Monteverdi’s Vespro della Beata Vergine of 1610 follows what are arguably two of the composer’s greatest developments in music. His fifth book of madrigals, published in 1605, made forays into the compositional style we now recognize as “baroque”. Furthermore, two warmly received operas—the first of their kind—L’Orfeo, and L’Arianna, were published in 1607 and 1608, respectively. Elements from both these pieces figure prominently in the Vespers offered by Boston Baroque at Jordan Hall on Friday.
At the core of the collection of pieces that comprise the Vespers are nine interlocking motets and psalm verses, bookended with an initial versicle/response and concluding sonata/hymn/Magnificat. Motet settings are significantly less elaborate than the psalm settings, consisting often of just a solo or small ensemble of voices, yet employing a range of novel textures and compositional techniques. Contrast this to the psalm settings, which revel in the color of a much larger ensemble; these grander works set the related Gregorian plainchant—the bedrock melody for the Monteverdi’s monumental settings. It is the intense concentration of the hymns that remind us of the more familiar Monteverdi. Although sacred, these hymns recall the flexibility and experimentation of Monteverdi’s later secular madrigals, and this stark contrast has spurred a long-standing debate as to whether the hymns were intended to be performed as an integral part of the Vespers, or simply happened to accompany the work in its publication. Yet interspersions of miniatures such as we heard provide contrast to the more substantial psalm settings.
More operatic elements came in the bookends. The trumpet calls that announce the beginning of the Vespers are lifted directly from L’Orfeo. The concluding triptych reveals Monteverdi’s most elaborate technique, employing many of the more dramatic effects from the operas. The Sonata sopra ‘Sancta Maria ora pro nobis’ prominently features small-ensemble instrumental variations in the backdrop of various versions of a single phrase, Ave Maria, Sancta Maria, ora pro nobis—almost a Baroque version of Young Person’s Guide to the Orchestra. This showmanship is followed by rich choral textures of the Ave maris stella featuring rich choral writing for both ensemble and solo voices alternating with an instrumental ritornello. The orchestral and choral forces united in an awe-inspiring Magnificat that concluded the work.
How fitting that the opening fanfare of the Vespers announced the inaugural concert of Boston Baroque’s 2014-2015 season. There are many decisions that need to be made in performing Monteverdi’s work. Under the leadership of music direction Martin Pearlman, Boston Baroque has treated the Vespers as a signature, having performed it multiple times over many years (even issuing a 1997 recording that has remained a standard). Friday’s performance brought to bear that accumulated experience, and provided a satisfying and balanced version.

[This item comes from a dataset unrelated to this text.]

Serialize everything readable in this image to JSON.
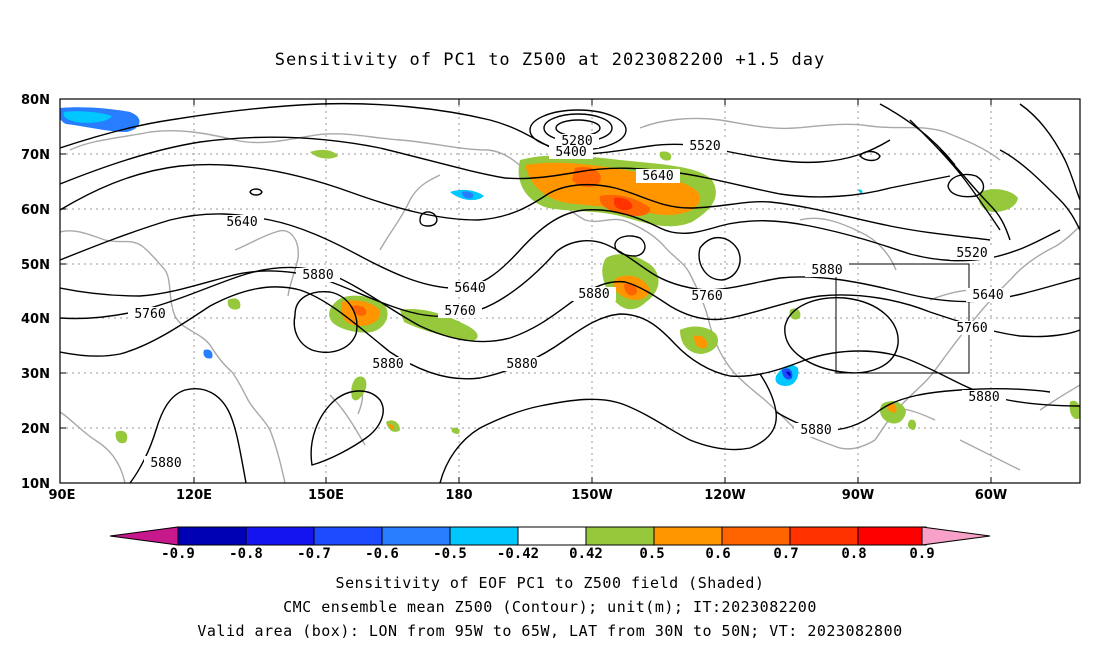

Much of the heavy lifting on Friday evening was left to tenor soloists Thomas Cooley and Aaron Sheehan. Cooley, making his premiere with the ensemble, has a substantial voice that is replete in its lower registers while maintaining a robust sound as it climbs higher. He gave the recit-like motet Nigra sum a loving read; flexibly adorning the work with a supple ornamentation that benefited from his darker timbres. Sheehan’s florid tenor played nicely off Cooley’s substantial voice, particularly in movements where the two were paired in duets such as the Audi Coelum, in which Cooley, performing from the balcony, played haunting echo to Sheehan’s aria. The full hall seemed lacking in reverberation, vitiating the echo effect that this movement required. Another memorable moment was Duo seraphim, in which Cooley and Sheehan, both singing from the balcony, were joined by tenor Jonas Budris on stage. The effect of the movement is sonically disorienting, but the spatial play of three voices was exhilarating. Soprano soloists Teresa Wakim and Yulia Van Doren also made for a handsome pairing of voices in Pulchra es. Dana Whitesides and Bradford Gleim, although appearing only briefly, were the bass soloists throughout the work.
The various movements featuring full chorus and orchestra also fared well in music director Martin Pearlman’s fleet interpretation. Friday’s performance tailored the Vespers for the Feast of Assumption (as a collection of Marian motets, the work can be applied to any holiday celebrating Mary) and incorporated chant appropriate to Assumption before the Psalm settings. These introductory chants were robustly intoned by the tenor section—a choice that accentuated the focal plainchant at the center of the psalm settings. Although balance between choir and period orchestra was at times an issue (period brass can often be overwhelming) the choir provided a well-rounded sound that playfully interacted with the period orchestra. This was particularly evident in the sonata section, in which the sopranos achieved a pristine boy-choir-like clarity. Overall, Friday’s collaboration between choir, orchestra and soloists made a compelling case for why this work appears so frequently on Boston Baroque’s programs. Thoughtfully tailored, the two-hour-long traversal of Monteverdi’s Marian motets seemed continually to say something new with ever more interesting and beautiful music.